If all the roads lead to Rome, they also lead to one of the most beautiful fountains - the Trevi Fountain. Part of many stories, it is also one of the most photographed Italian attractions.

According to the legend, the origins of the fountain go back to the year 19 B.C., in which period the fountain formed the end of the Aqua Virgo aqueduct on the place where the Roman soldiers found a spring of water. The first fountain was built during the Renaissance, under the direction of Pope Nicholas V. But in 1732, Pope Clement XII commissioned Nicola Salvi to create a large fountain at the Trevi Square to replace the existing fountain. His scenic wonder creation was inaugurated after his death, in 1762. Interestingly enough, the name of Trevi derives from Tre Vie (three ways), since the fountain was the meeting point of three streets.

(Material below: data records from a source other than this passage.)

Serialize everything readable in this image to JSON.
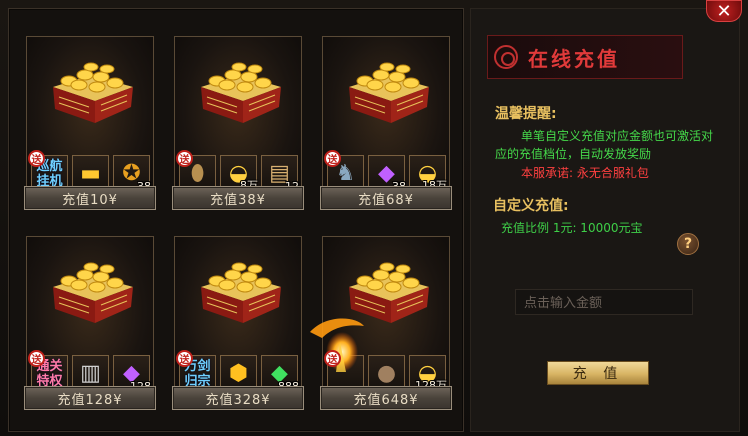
{
  "panel": {
    "title": "在线充值",
    "tip_label": "温馨提醒:",
    "tip_line1": "单笔自定义充值对应金额也可激活对",
    "tip_line2": "应的充值档位，自动发放奖励",
    "promise": "本服承诺: 永无合服礼包",
    "custom_label": "自定义充值:",
    "ratio": "充值比例 1元: 10000元宝",
    "help": "?",
    "amount_placeholder": "点击输入金额",
    "charge_button": "充 值",
    "close": "✕"
  },
  "gift_badge": "送",
  "packages": [
    {
      "button": "充值10¥",
      "items": [
        {
          "icon": "xunhang-guaji-text",
          "text1": "巡航",
          "text2": "挂机",
          "qty": ""
        },
        {
          "icon": "gold-bar-icon",
          "qty": ""
        },
        {
          "icon": "medal-icon",
          "qty": "38"
        }
      ]
    },
    {
      "button": "充值38¥",
      "items": [
        {
          "icon": "hornet-pet-icon",
          "qty": ""
        },
        {
          "icon": "gold-ingot-icon",
          "qty": "8万"
        },
        {
          "icon": "scroll-icon",
          "qty": "12"
        }
      ]
    },
    {
      "button": "充值68¥",
      "items": [
        {
          "icon": "swordsman-icon",
          "qty": ""
        },
        {
          "icon": "purple-gem-icon",
          "qty": "38"
        },
        {
          "icon": "gold-ingot-icon",
          "qty": "18万"
        }
      ]
    },
    {
      "button": "充值128¥",
      "items": [
        {
          "icon": "tongguan-tequan-text",
          "text1": "通关",
          "text2": "特权",
          "qty": ""
        },
        {
          "icon": "paper-icon",
          "qty": ""
        },
        {
          "icon": "purple-gem-icon",
          "qty": "128"
        }
      ]
    },
    {
      "button": "充值328¥",
      "items": [
        {
          "icon": "wanjian-guizong-text",
          "text1": "万剑",
          "text2": "归宗",
          "qty": ""
        },
        {
          "icon": "gold-pile-icon",
          "qty": ""
        },
        {
          "icon": "green-crystal-icon",
          "qty": "888"
        }
      ]
    },
    {
      "button": "充值648¥",
      "items": [
        {
          "icon": "fire-effect-icon",
          "qty": ""
        },
        {
          "icon": "money-bag-icon",
          "qty": ""
        },
        {
          "icon": "gold-ingot-icon",
          "qty": "128万"
        }
      ]
    }
  ]
}
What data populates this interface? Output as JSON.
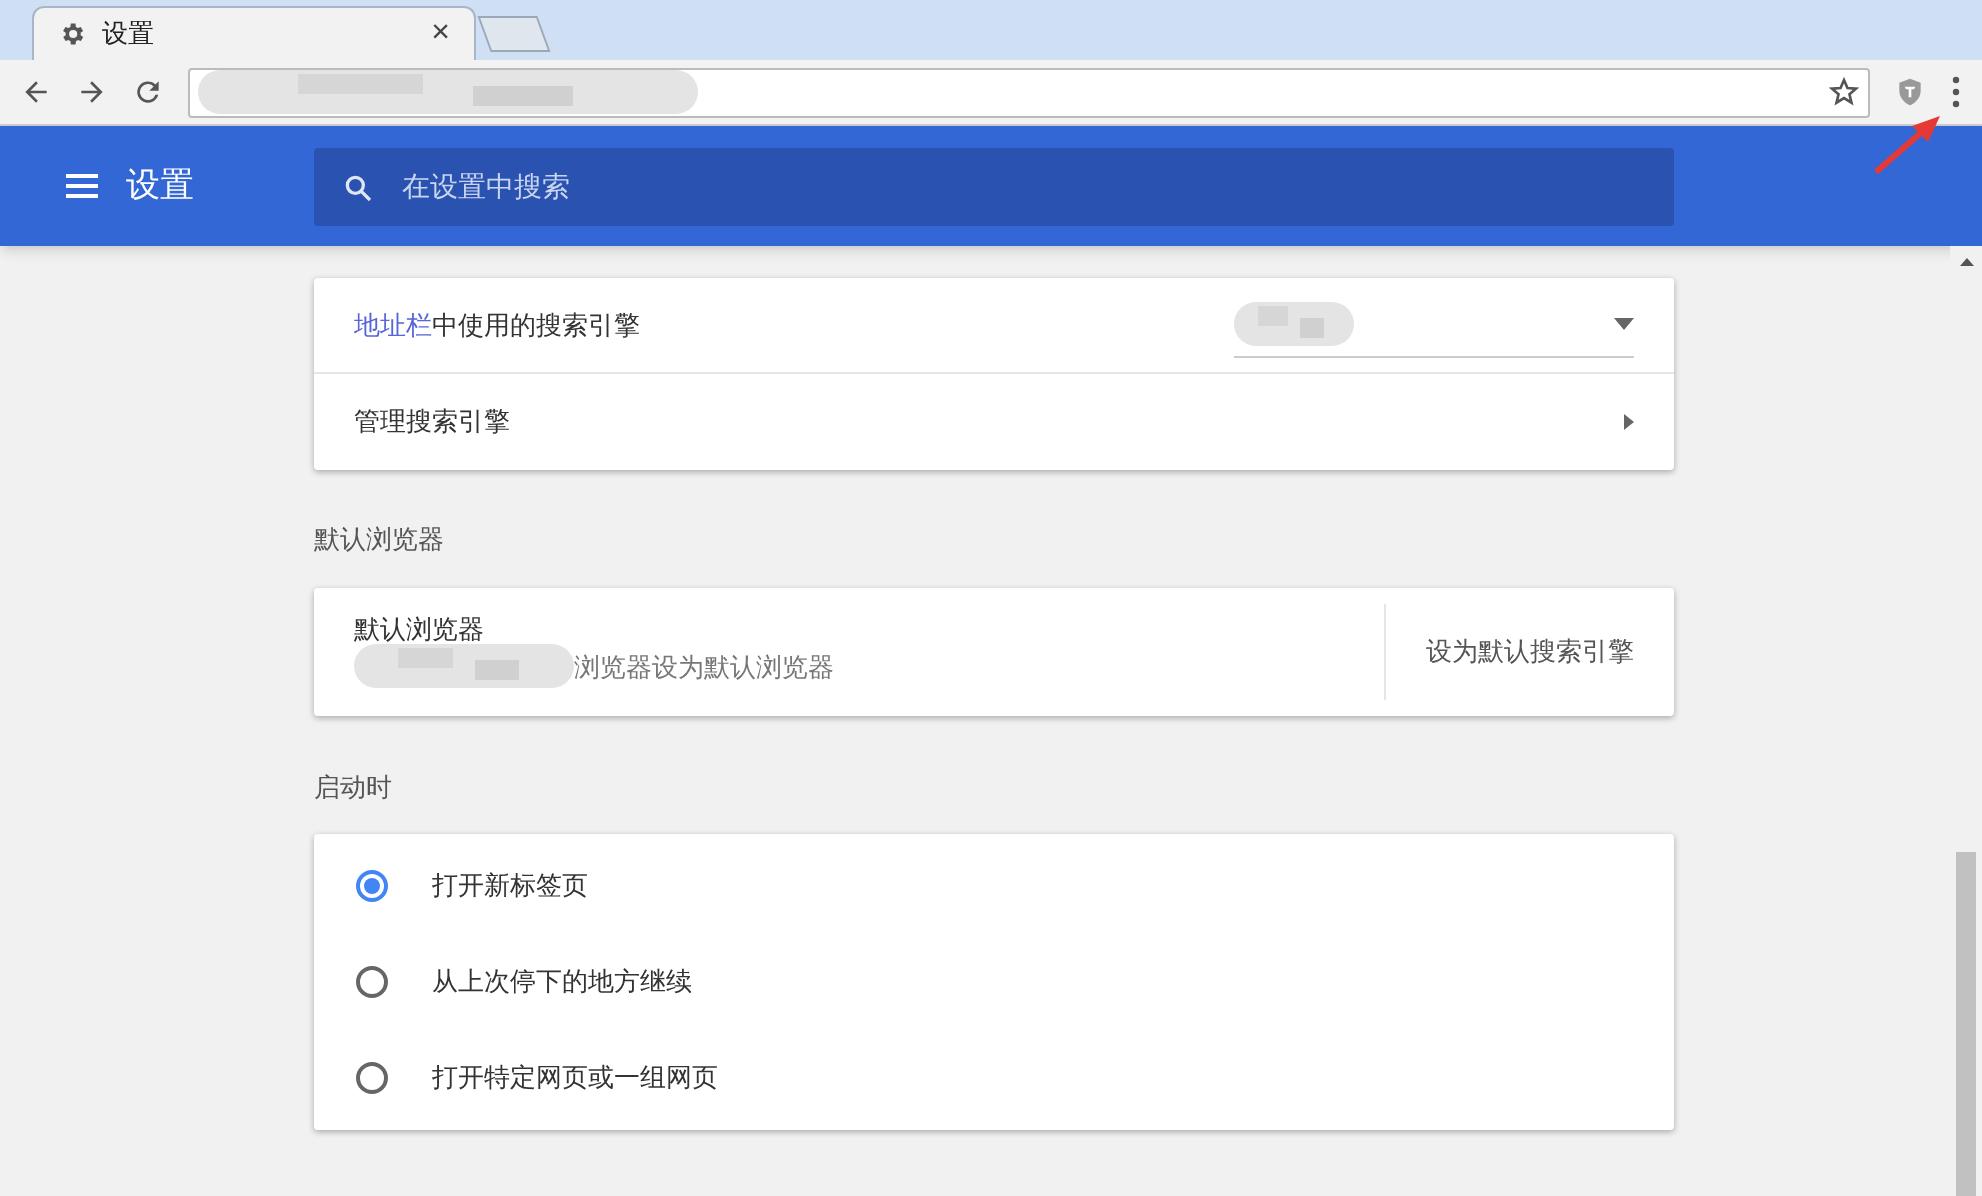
{
  "tab": {
    "title": "设置",
    "close": "×"
  },
  "header": {
    "title": "设置",
    "search_placeholder": "在设置中搜索"
  },
  "search_engine": {
    "label_link": "地址栏",
    "label_rest": "中使用的搜索引擎",
    "manage": "管理搜索引擎"
  },
  "default_browser": {
    "heading": "默认浏览器",
    "title": "默认浏览器",
    "description": "浏览器设为默认浏览器",
    "action": "设为默认搜索引擎"
  },
  "startup": {
    "heading": "启动时",
    "options": [
      {
        "label": "打开新标签页",
        "selected": true
      },
      {
        "label": "从上次停下的地方继续",
        "selected": false
      },
      {
        "label": "打开特定网页或一组网页",
        "selected": false
      }
    ]
  }
}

The fountain, which is designed like a monumental triumphal arch, was built against a wall of the Palazzo Poli. It is a combination of mythological and allegorical figures, natural rock formations, and gushing water. The central figure of the fountain is Neptune or Oceanus, the god of the sea. He rides a shell-shaped chariot that is pulled by two sea horses, symbolizing the moody sea.On the left-hand side of Neptune is a statue representing Abundance, and the statue on the right represents Salubrity. There is also a statue of Agrippa, the general who built the aqueduct that carries water to the fountain, explaining his plan for the aqueduct. The allegorical statues on the top, in front of the attic, symbolize the four seasons. An interesting fact is that the water is reused to supply several other Roman fountains, including the Fountain of the Four Rivers, the Tortoise Fountain and the Fountain of the Old Boat in front of the Spanish Steps.

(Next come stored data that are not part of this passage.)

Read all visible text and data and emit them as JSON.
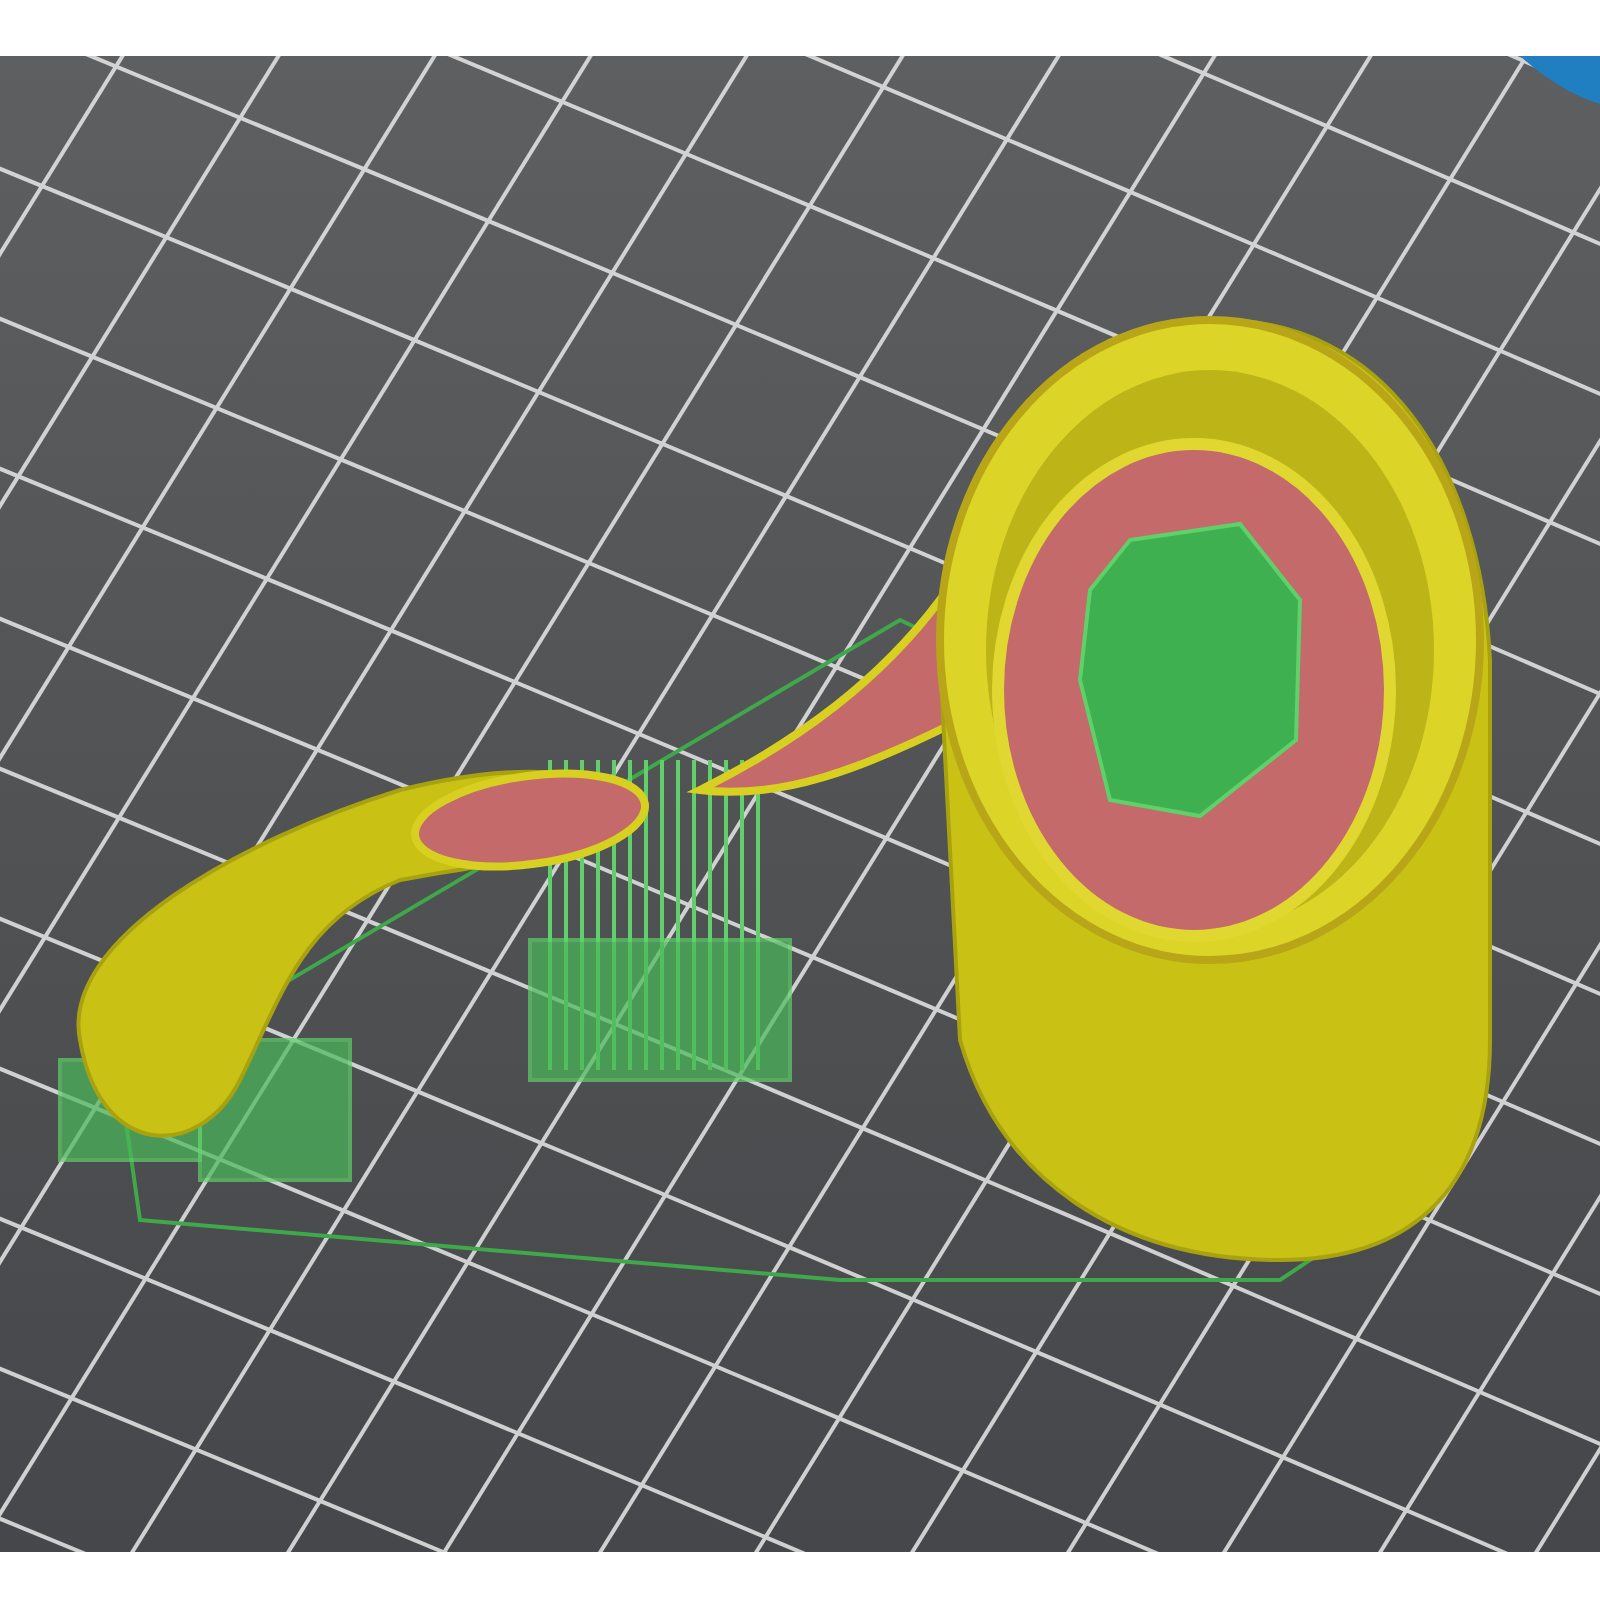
{
  "viewport": {
    "kind": "slice-preview"
  }
}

Seems like the Trevi Fountain is never lonely. Whether by day or night, the area is full of people snapping pictures of one of the most beautiful Italian attractions. There is an old belief, inspired by the 1954 movie "Three Coins in the Fountain", which says that if you throw a coin into the Fountain over your right shoulder, you will return to Rome. Interesting enough to attract thousands of people and collect approximately a million of euros each year, which are collected every day and donated to charity. The Fountain was featured in numerous books and films, and in the famous Federico Fellini's movie - La Dolce Vita.